Medium was added to the cells so that the final concentration of the caffeic acid ester was 1/100 of the stock solution concentration. After culturing at 37 ° C. for 24 hours, the substrate was added according to Steady-Glo (registered trademark) Luciferase Assay System, and the luminescence value was measured with a luminometer. The positive control was E2 (estradiol), the negative control was EtOH, and the caffeic acid esters of Examples 1 to 4 were diluted four times in four stages.
The horizontal axis shows the relative luminescence intensity when the luminescence intensity when the activity test is performed by adding only the solvent (ethanol) is 1 (negative control). Moreover, the significant difference test with respect to the negative control was performed.

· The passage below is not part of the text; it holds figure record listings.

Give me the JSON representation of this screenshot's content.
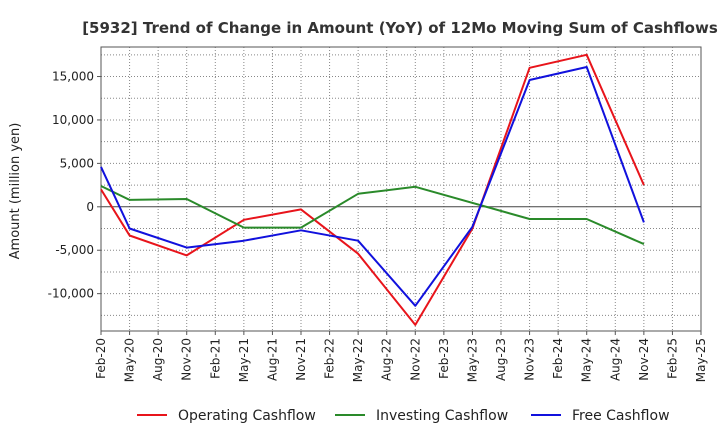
{
  "chart_data": {
    "type": "line",
    "title": "[5932]  Trend of Change in Amount (YoY) of 12Mo Moving Sum of Cashflows",
    "xlabel": "",
    "ylabel": "Amount (million yen)",
    "ylim": [
      -14300,
      18400
    ],
    "y_ticks": [
      15000,
      10000,
      5000,
      0,
      -5000,
      -10000
    ],
    "y_tick_labels": [
      "15,000",
      "10,000",
      "5,000",
      "0",
      "-5,000",
      "-10,000"
    ],
    "grid": true,
    "legend_position": "bottom",
    "categories": [
      "Feb-20",
      "May-20",
      "Aug-20",
      "Nov-20",
      "Feb-21",
      "May-21",
      "Aug-21",
      "Nov-21",
      "Feb-22",
      "May-22",
      "Aug-22",
      "Nov-22",
      "Feb-23",
      "May-23",
      "Aug-23",
      "Nov-23",
      "Feb-24",
      "May-24",
      "Aug-24",
      "Nov-24",
      "Feb-25",
      "May-25"
    ],
    "series": [
      {
        "name": "Operating Cashflow",
        "color": "#e8141b",
        "values": [
          2000,
          -3300,
          null,
          -5600,
          null,
          -1500,
          null,
          -300,
          null,
          -5400,
          null,
          -13600,
          null,
          -2500,
          null,
          16000,
          null,
          17500,
          null,
          2500,
          null,
          null
        ]
      },
      {
        "name": "Investing Cashflow",
        "color": "#2a8a2a",
        "values": [
          2400,
          800,
          null,
          900,
          null,
          -2400,
          null,
          -2400,
          null,
          1500,
          null,
          2300,
          null,
          null,
          null,
          -1400,
          null,
          -1400,
          null,
          -4300,
          null,
          null
        ]
      },
      {
        "name": "Free Cashflow",
        "color": "#1111dd",
        "values": [
          4600,
          -2500,
          null,
          -4700,
          null,
          -3900,
          null,
          -2700,
          null,
          -3900,
          null,
          -11400,
          null,
          -2300,
          null,
          14600,
          null,
          16100,
          null,
          -1800,
          null,
          null
        ]
      }
    ]
  }
}
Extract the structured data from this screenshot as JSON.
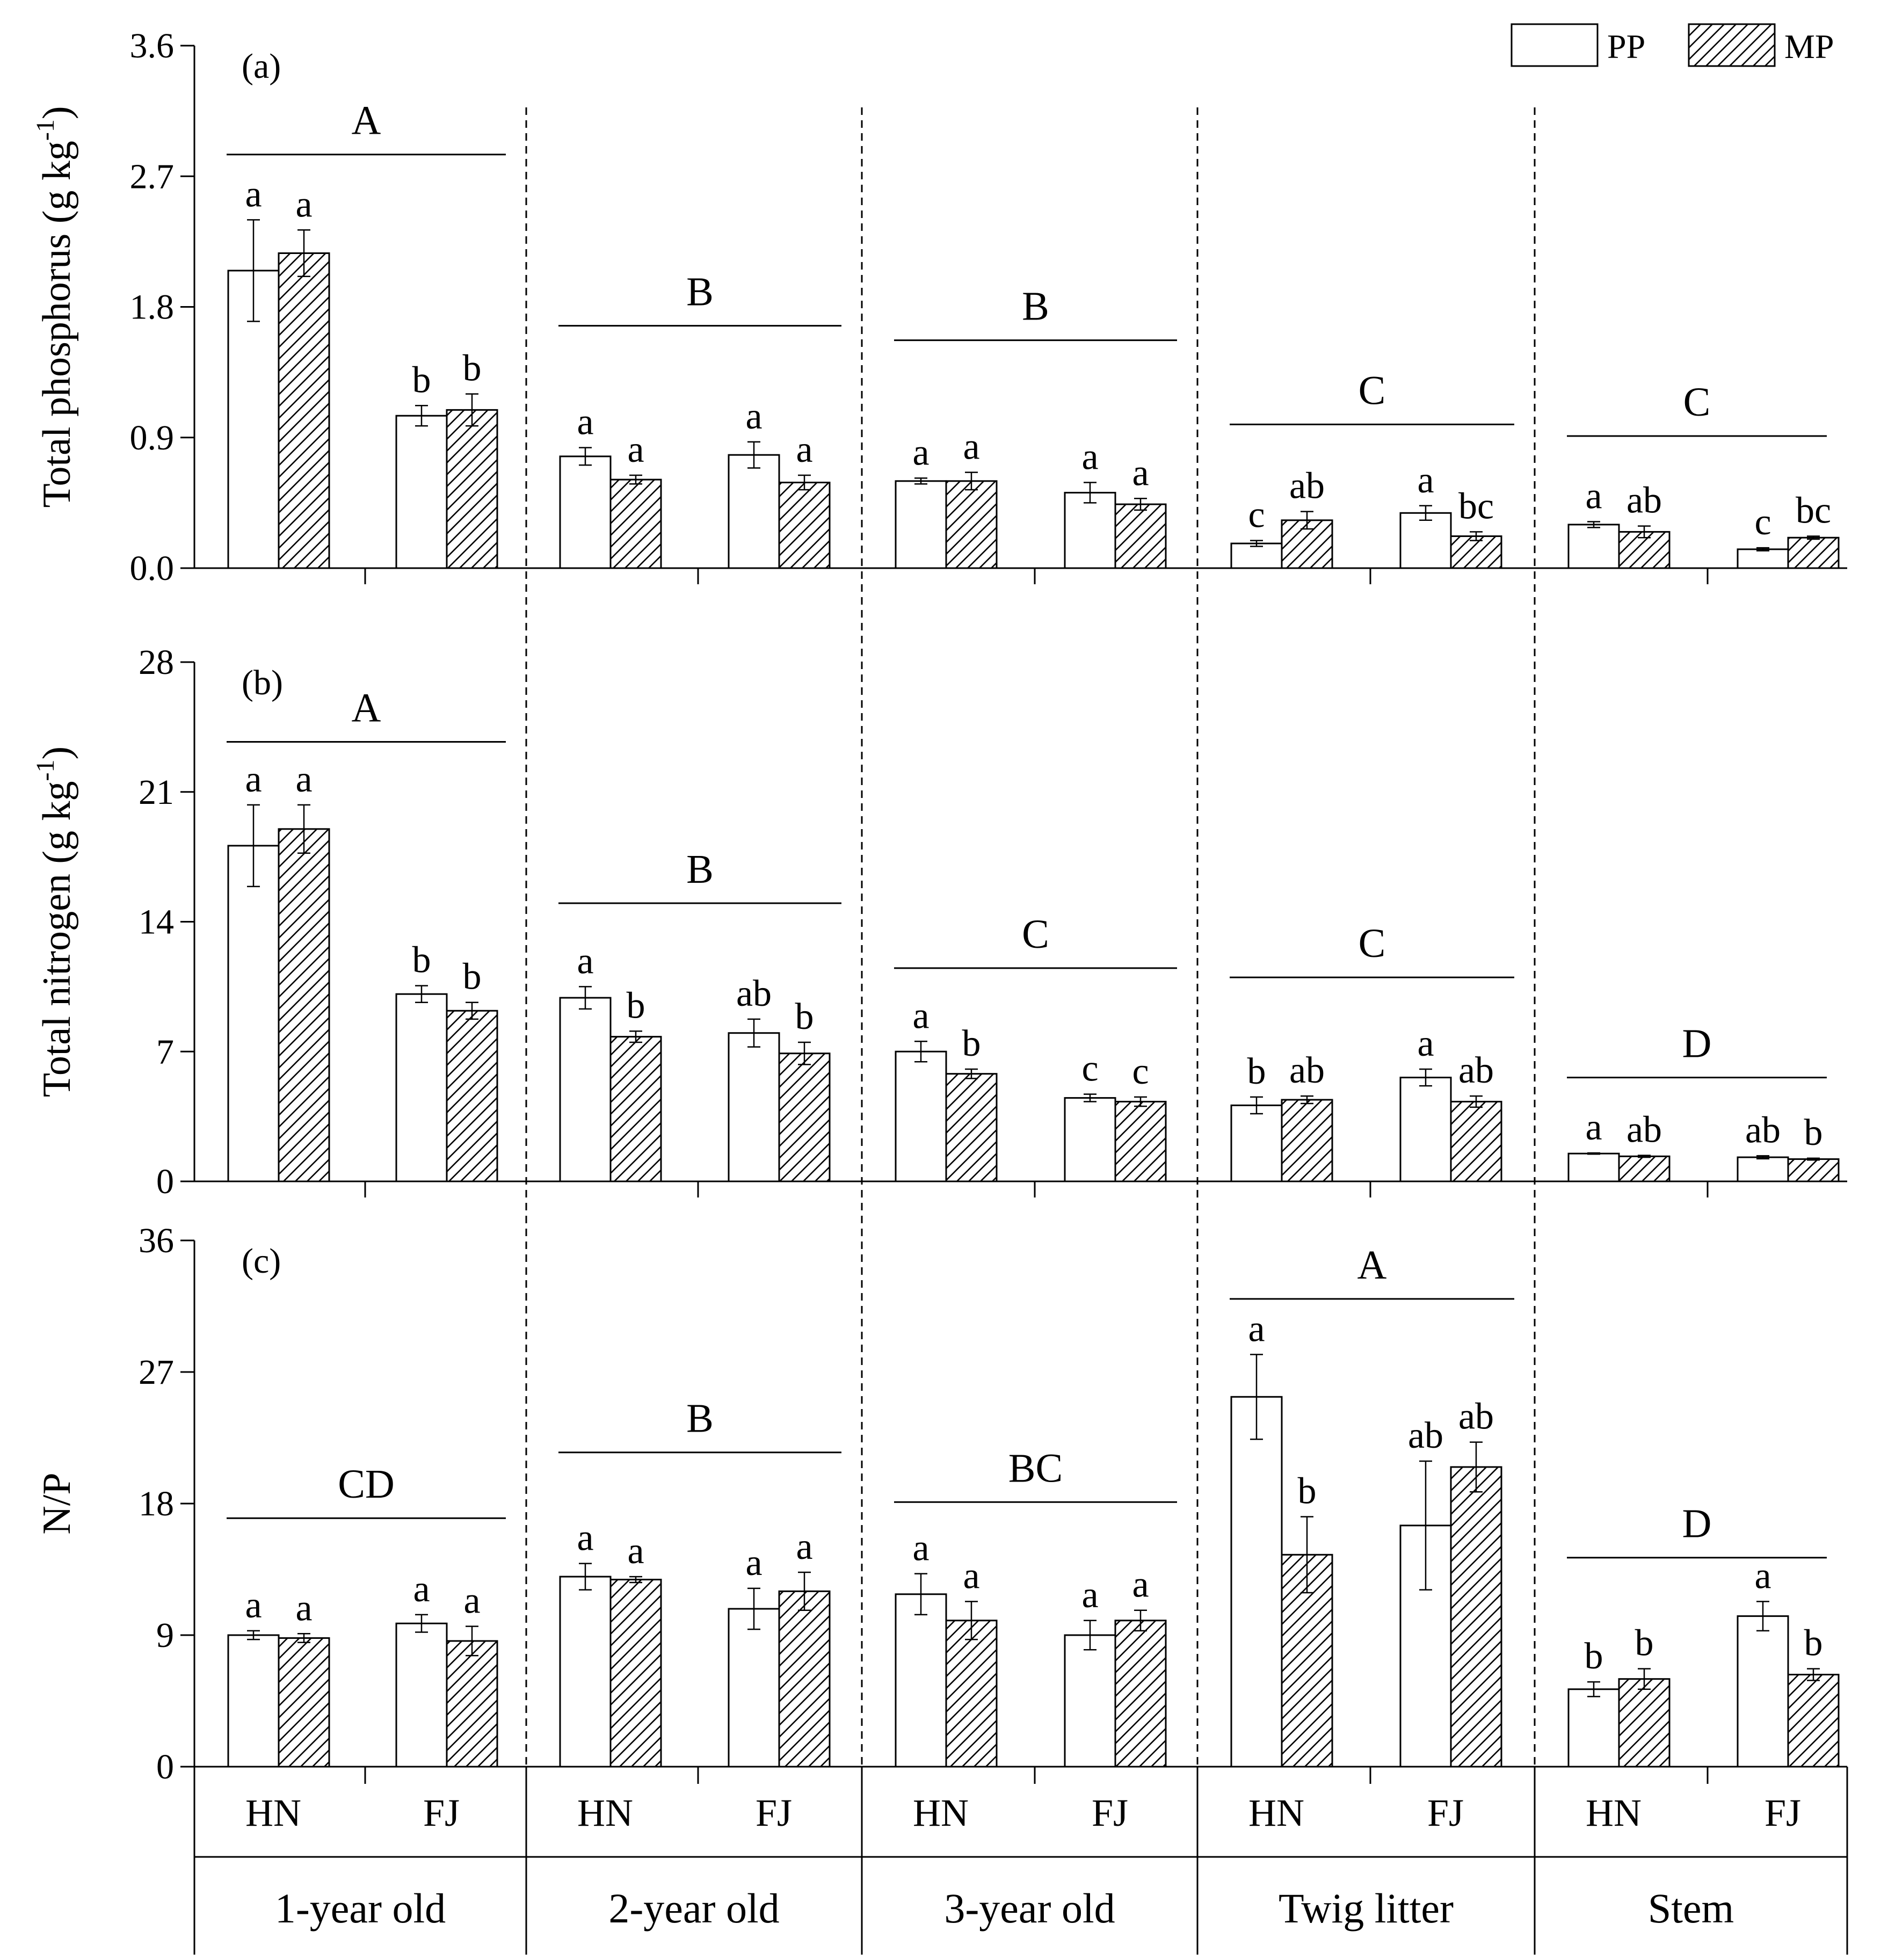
{
  "chart_data": {
    "type": "bar",
    "groups": [
      "1-year old",
      "2-year old",
      "3-year old",
      "Twig litter",
      "Stem"
    ],
    "sites": [
      "HN",
      "FJ"
    ],
    "legend": [
      {
        "name": "PP",
        "pattern": "open"
      },
      {
        "name": "MP",
        "pattern": "hatched"
      }
    ],
    "panels": [
      {
        "label": "(a)",
        "ylabel": "Total phosphorus (g kg",
        "ylabel_sup": "-1",
        "ylabel_end": ")",
        "ylim": [
          0,
          3.6
        ],
        "yticks": [
          0.0,
          0.9,
          1.8,
          2.7,
          3.6
        ],
        "tick_labels": [
          "0.0",
          "0.9",
          "1.8",
          "2.7",
          "3.6"
        ],
        "group_letters": [
          "A",
          "B",
          "B",
          "C",
          "C"
        ],
        "group_line_values": [
          2.85,
          1.67,
          1.57,
          0.99,
          0.91
        ],
        "bars": [
          [
            {
              "pp": 2.05,
              "pp_err": 0.35,
              "mp": 2.17,
              "mp_err": 0.16,
              "pp_sig": "a",
              "mp_sig": "a"
            },
            {
              "pp": 1.05,
              "pp_err": 0.07,
              "mp": 1.09,
              "mp_err": 0.11,
              "pp_sig": "b",
              "mp_sig": "b"
            }
          ],
          [
            {
              "pp": 0.77,
              "pp_err": 0.06,
              "mp": 0.61,
              "mp_err": 0.03,
              "pp_sig": "a",
              "mp_sig": "a"
            },
            {
              "pp": 0.78,
              "pp_err": 0.09,
              "mp": 0.59,
              "mp_err": 0.05,
              "pp_sig": "a",
              "mp_sig": "a"
            }
          ],
          [
            {
              "pp": 0.6,
              "pp_err": 0.02,
              "mp": 0.6,
              "mp_err": 0.06,
              "pp_sig": "a",
              "mp_sig": "a"
            },
            {
              "pp": 0.52,
              "pp_err": 0.07,
              "mp": 0.44,
              "mp_err": 0.04,
              "pp_sig": "a",
              "mp_sig": "a"
            }
          ],
          [
            {
              "pp": 0.17,
              "pp_err": 0.02,
              "mp": 0.33,
              "mp_err": 0.06,
              "pp_sig": "c",
              "mp_sig": "ab"
            },
            {
              "pp": 0.38,
              "pp_err": 0.05,
              "mp": 0.22,
              "mp_err": 0.03,
              "pp_sig": "a",
              "mp_sig": "bc"
            }
          ],
          [
            {
              "pp": 0.3,
              "pp_err": 0.02,
              "mp": 0.25,
              "mp_err": 0.04,
              "pp_sig": "a",
              "mp_sig": "ab"
            },
            {
              "pp": 0.13,
              "pp_err": 0.01,
              "mp": 0.21,
              "mp_err": 0.01,
              "pp_sig": "c",
              "mp_sig": "bc"
            }
          ]
        ]
      },
      {
        "label": "(b)",
        "ylabel": "Total nitrogen (g kg",
        "ylabel_sup": "-1",
        "ylabel_end": ")",
        "ylim": [
          0,
          28
        ],
        "yticks": [
          0,
          7,
          14,
          21,
          28
        ],
        "tick_labels": [
          "0",
          "7",
          "14",
          "21",
          "28"
        ],
        "group_letters": [
          "A",
          "B",
          "C",
          "C",
          "D"
        ],
        "group_line_values": [
          23.7,
          15.0,
          11.5,
          11.0,
          5.6
        ],
        "bars": [
          [
            {
              "pp": 18.1,
              "pp_err": 2.2,
              "mp": 19.0,
              "mp_err": 1.3,
              "pp_sig": "a",
              "mp_sig": "a"
            },
            {
              "pp": 10.1,
              "pp_err": 0.45,
              "mp": 9.2,
              "mp_err": 0.45,
              "pp_sig": "b",
              "mp_sig": "b"
            }
          ],
          [
            {
              "pp": 9.9,
              "pp_err": 0.6,
              "mp": 7.8,
              "mp_err": 0.3,
              "pp_sig": "a",
              "mp_sig": "b"
            },
            {
              "pp": 8.0,
              "pp_err": 0.75,
              "mp": 6.9,
              "mp_err": 0.6,
              "pp_sig": "ab",
              "mp_sig": "b"
            }
          ],
          [
            {
              "pp": 7.0,
              "pp_err": 0.55,
              "mp": 5.8,
              "mp_err": 0.25,
              "pp_sig": "a",
              "mp_sig": "b"
            },
            {
              "pp": 4.5,
              "pp_err": 0.2,
              "mp": 4.3,
              "mp_err": 0.25,
              "pp_sig": "c",
              "mp_sig": "c"
            }
          ],
          [
            {
              "pp": 4.1,
              "pp_err": 0.45,
              "mp": 4.4,
              "mp_err": 0.2,
              "pp_sig": "b",
              "mp_sig": "ab"
            },
            {
              "pp": 5.6,
              "pp_err": 0.45,
              "mp": 4.3,
              "mp_err": 0.3,
              "pp_sig": "a",
              "mp_sig": "ab"
            }
          ],
          [
            {
              "pp": 1.5,
              "pp_err": 0.03,
              "mp": 1.35,
              "mp_err": 0.05,
              "pp_sig": "a",
              "mp_sig": "ab"
            },
            {
              "pp": 1.3,
              "pp_err": 0.08,
              "mp": 1.2,
              "mp_err": 0.05,
              "pp_sig": "ab",
              "mp_sig": "b"
            }
          ]
        ]
      },
      {
        "label": "(c)",
        "ylabel": "N/P",
        "ylabel_sup": "",
        "ylabel_end": "",
        "ylim": [
          0,
          36
        ],
        "yticks": [
          0,
          9,
          18,
          27,
          36
        ],
        "tick_labels": [
          "0",
          "9",
          "18",
          "27",
          "36"
        ],
        "group_letters": [
          "CD",
          "B",
          "BC",
          "A",
          "D"
        ],
        "group_line_values": [
          17.0,
          21.5,
          18.1,
          32.0,
          14.3
        ],
        "bars": [
          [
            {
              "pp": 9.0,
              "pp_err": 0.3,
              "mp": 8.8,
              "mp_err": 0.3,
              "pp_sig": "a",
              "mp_sig": "a"
            },
            {
              "pp": 9.8,
              "pp_err": 0.6,
              "mp": 8.6,
              "mp_err": 1.0,
              "pp_sig": "a",
              "mp_sig": "a"
            }
          ],
          [
            {
              "pp": 13.0,
              "pp_err": 0.9,
              "mp": 12.8,
              "mp_err": 0.2,
              "pp_sig": "a",
              "mp_sig": "a"
            },
            {
              "pp": 10.8,
              "pp_err": 1.4,
              "mp": 12.0,
              "mp_err": 1.3,
              "pp_sig": "a",
              "mp_sig": "a"
            }
          ],
          [
            {
              "pp": 11.8,
              "pp_err": 1.4,
              "mp": 10.0,
              "mp_err": 1.3,
              "pp_sig": "a",
              "mp_sig": "a"
            },
            {
              "pp": 9.0,
              "pp_err": 1.0,
              "mp": 10.0,
              "mp_err": 0.7,
              "pp_sig": "a",
              "mp_sig": "a"
            }
          ],
          [
            {
              "pp": 25.3,
              "pp_err": 2.9,
              "mp": 14.5,
              "mp_err": 2.6,
              "pp_sig": "a",
              "mp_sig": "b"
            },
            {
              "pp": 16.5,
              "pp_err": 4.4,
              "mp": 20.5,
              "mp_err": 1.7,
              "pp_sig": "ab",
              "mp_sig": "ab"
            }
          ],
          [
            {
              "pp": 5.3,
              "pp_err": 0.5,
              "mp": 6.0,
              "mp_err": 0.7,
              "pp_sig": "b",
              "mp_sig": "b"
            },
            {
              "pp": 10.3,
              "pp_err": 1.0,
              "mp": 6.3,
              "mp_err": 0.4,
              "pp_sig": "a",
              "mp_sig": "b"
            }
          ]
        ]
      }
    ]
  }
}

  As shown in FIGS. 4 and 5, all caffeic acid esters showed estrogen activity specific to β cells. The minimum effective concentration was 6.25 ppm for all caffeic acid esters.

Claims (10)

Formula (I):
[Wherein Ar is a C6-C14 aryl group optionally substituted with 1 to 3 substituents selected from the group consisting of a halogen atom, a hydroxy group and a C1-C6 alkoxy group, and A is substituted. An optionally substituted C1-C4 alkylene group, an optionally substituted C2-C4 alkenylene group or an optionally substituted C2-C4 alkynylene group, R ¹ is a hydrogen atom, an optionally substituted C1-C6 An alkyl group, an optionally substituted C3-C6 cycloalkyl group or an optionally substituted C6-C14 aryl group], or an estrogenic agent containing the salt thereof. Ar is phenyl optionally substituted by 1 to 3 substituents selected from the group consisting of a halogen atom, a hydroxy group and a C1-C6 alkoxy group, A is a C2-C4 alkenylene group, and R ¹ is hydrogen The estrogen-like agent according to claim 1, which is an atom or a C1-C6 alkyl group.   The estrogen according to claim 1, wherein the compound represented by the formula (I) or a salt thereof is at least one selected from the group consisting of methyl caffeate, ethyl caffeate, propyl caffeate and butyl caffeate. Like agent.   The estrogenic agent according to any one of claims 1 to 3, wherein the compound represented by the formula (I) or a salt thereof is derived from Suruga greens.   The estrogenic agent according to any one of claims 1 to 4, which is used for treatment and / or prevention of osteoporosis or gynecological diseases.   The estrogenic agent according to any one of claims 1 to 4, which is used for treatment and / or prevention of prostate cancer or benign prostatic hyperplasia.   A pharmaceutical comprising the estrogenic agent according to any one of claims 1 to 6.   The foodstuff containing the estrogenic agent of any one of Claims 1-6.   The food according to claim 8, wherein the food is a health functional food or a dietary supplement.   The food according to claim 9, wherein the health functional food is a food for specified health use or a nutritional functional food.